The church of our era is failing these people utterly. Many of today’s churches are far more likely to cast supposed heretics out for disagreeing with the party line like Stalin’s Russia than to calmly discuss differences of opinion about doctrine in the open. I can only assume they fear this process will reveal their leaders for the brood of vipers they are.
This would not have even been possible in the early church. “The followers of The Way,” as they called themselves in that day were a highly heretical offshoot of a religion that was mysterious and mostly closed off to outsiders at the best of times. When this upstart cult started preaching about their crucified messiah to everyone, the people of the day would have quite reasonably assumed that these people were full of it if they’d sent people with thoughtful questions away. They didn’t have the space to cast out heretics for thinking wrong things. Thank God they had the boldness and faith to answer their doubters.
Why is the church today in the business of turning up its nose at testimonies of Jesus the risen son of God? Why does every other denomination in the United States think half or more of their fellow Christ followers are definitely going to hell for the sin of wrongthink? What disagreement about theology could possibly damn one who has confessed with their mouth that Jesus is Lord and believed in their heart that God raised him from the dead?

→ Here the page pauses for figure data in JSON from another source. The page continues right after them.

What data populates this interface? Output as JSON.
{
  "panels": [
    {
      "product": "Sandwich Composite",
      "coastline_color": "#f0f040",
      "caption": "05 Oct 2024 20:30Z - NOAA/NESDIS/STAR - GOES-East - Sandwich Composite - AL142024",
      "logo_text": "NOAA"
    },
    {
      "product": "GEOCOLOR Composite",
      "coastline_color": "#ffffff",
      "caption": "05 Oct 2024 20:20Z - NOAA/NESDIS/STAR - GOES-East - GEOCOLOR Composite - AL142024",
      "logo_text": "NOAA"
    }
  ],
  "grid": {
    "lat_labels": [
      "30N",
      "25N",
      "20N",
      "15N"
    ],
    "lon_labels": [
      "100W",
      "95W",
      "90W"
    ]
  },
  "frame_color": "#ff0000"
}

I do believe in heresy, to be clear, but only one. If you call yourself a Christian and do not believe Jesus to have risen from the dead, you are no brother or sister of mine. Neighbor maybe, but nothing more. The kingdom of God is for those who have faith in God’s son to rule both themselves and the world.
To those who may believe such, this is not an angry condemnation. I just ask how you can possibly take a hopeful message from the story of Jesus if the result of his wisdom, courage, and kindness was to die a brutal and humiliating death and to rot away like any other corpse. The only coherent interpretation I can take away from such a story is that no good deed goes unpunished, and the only power we can put any faith in is the force of arms. You are wise to admire Jesus, but admit you are nothing more than an atheist or agnostic with a love of the Christian story. Continue going to your church if you have one…but if you fear the consequences of admitting your true beliefs, I gotta question what kind of church you go to. You should too.
If you can make that leap of faith that says he rose from the dead though, you can join me in the joyous, world-shaking truth that the truth cannot be silenced, stopped, or suppressed. Even if the religious and political authorities conspire to silence the truth, even if the truth is abandoned by everyone who ever loved it, the truth will win in the end because the truth is that there is a power that the powers of this world cannot touch.
That’s why Paul wrote that if Christ was not raised from the dead, we who proclaim his name are most to be pitied. That’s the only heresy that matters. Everything else can be a difference of opinion we hash out as brothers and sisters in Christ.